Spoilers: started before HBP, continued after The Tales of Beedle the Bard, but before Pottermore.

Disclaimer: This story is based on characters and situations created and owned by J.K. Rowling. The author of the following story (which is me) has no connection to J.K. Rowling, Bloomsbury Publishing, Scholastic Books or Warner Bros., Inc. – No money is being made from this, no copyright or trademark infringement is intended.


Prologue


Is it you, my Prince? You have waited a long while.

– 'The Sleeping Beauty in the Wood' by Charles Perrault.


Mr and Mrs Granger, long time residents of Littleton, Winchester, were proud to claim that they were as Muggle as you could get.

It was a lie.

Before her marriage, Mrs Granger was known as Miss Annabeth Crow. She met her husband at university and they were engaged by the end of their third year. When they had to choose where to live, she followed him to his family home in Hampshire and never looked back. She even succeeded in losing her accent. She had laid the groundwork with him of the strained relationship she had with her own family: how she had laboured to distance herself from them, going as far as switching universities halfway through her course.

But it was all a lie.

Mr Granger never questioned his wife; she had a right to her privacy and he had been raised a gentleman. She had been a good student and a hard worker, qualities that had drawn him to her in the first place and that he was pleased to have in their shared workplace after. It didn't matter to him if her side of the church pews was filled with friends but devoid of family relations. It worried him a bit when she was pregnant with their daughter and had no one to call to share the good news. Yet she smiled so serenely and spent so much time with his own mother, learning the care of the young from her, that Mr Granger soon forgot about his wife non-existent family.

The lies never stopped.

Mrs Granger watched their daughter with a keen eye from the very day she was born.
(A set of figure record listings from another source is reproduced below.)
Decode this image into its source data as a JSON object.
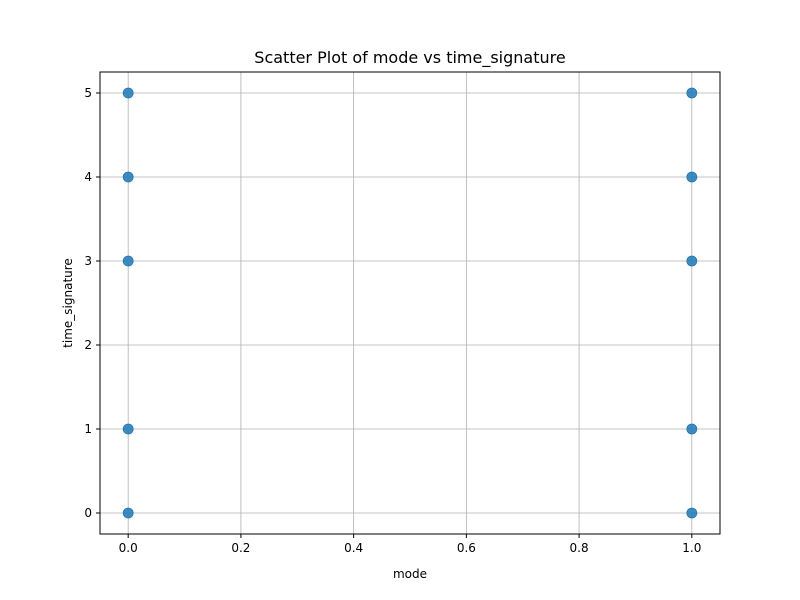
{
  "chart_data": {
    "type": "scatter",
    "title": "Scatter Plot of mode vs time_signature",
    "xlabel": "mode",
    "ylabel": "time_signature",
    "xlim": [
      -0.05,
      1.05
    ],
    "ylim": [
      -0.25,
      5.25
    ],
    "xticks": [
      0.0,
      0.2,
      0.4,
      0.6,
      0.8,
      1.0
    ],
    "xtick_labels": [
      "0.0",
      "0.2",
      "0.4",
      "0.6",
      "0.8",
      "1.0"
    ],
    "yticks": [
      0,
      1,
      2,
      3,
      4,
      5
    ],
    "ytick_labels": [
      "0",
      "1",
      "2",
      "3",
      "4",
      "5"
    ],
    "grid": true,
    "marker_color": "#1f77b4",
    "points": [
      {
        "x": 0,
        "y": 0
      },
      {
        "x": 0,
        "y": 1
      },
      {
        "x": 0,
        "y": 3
      },
      {
        "x": 0,
        "y": 4
      },
      {
        "x": 0,
        "y": 5
      },
      {
        "x": 1,
        "y": 0
      },
      {
        "x": 1,
        "y": 1
      },
      {
        "x": 1,
        "y": 3
      },
      {
        "x": 1,
        "y": 4
      },
      {
        "x": 1,
        "y": 5
      }
    ]
  }
}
The oddities did not take long to show; toys without batteries would play nonstop, books were coloured in even if Hermione had not been given a crayon, and food she found distasteful magically disappeared from her plate. Mr Granger failed to notice many of these instances and when he did, he was merely bemused by his daughter's conjuring tricks.

It all came to a head, of course, on Hermione's eleventh birthday.

As the child grew older, Mrs Granger had learnt to turn a blind eye, the way she supposed every ordinary Muggle mother would when their daughter started displaying signs of early magic. She knew the day would come and she also knew to expect more than just her admission letter in the post. She was not disappointed – she replied to the Headmaster in a flurry of emotion, for it had been years since she had last used an owl to send her letters. She explained the reason for going incognito and pleaded with him to uphold the charade with her husband and daughter.

When Professor McGonagall showed up on their doorstep to explain that Hogwarts was the English school of witchcraft and wizardry, she knew her plea had been heard.

For you see, before her disappearance from the wizarding community, Miss Crow had been known as Annabeth Ravenclaw.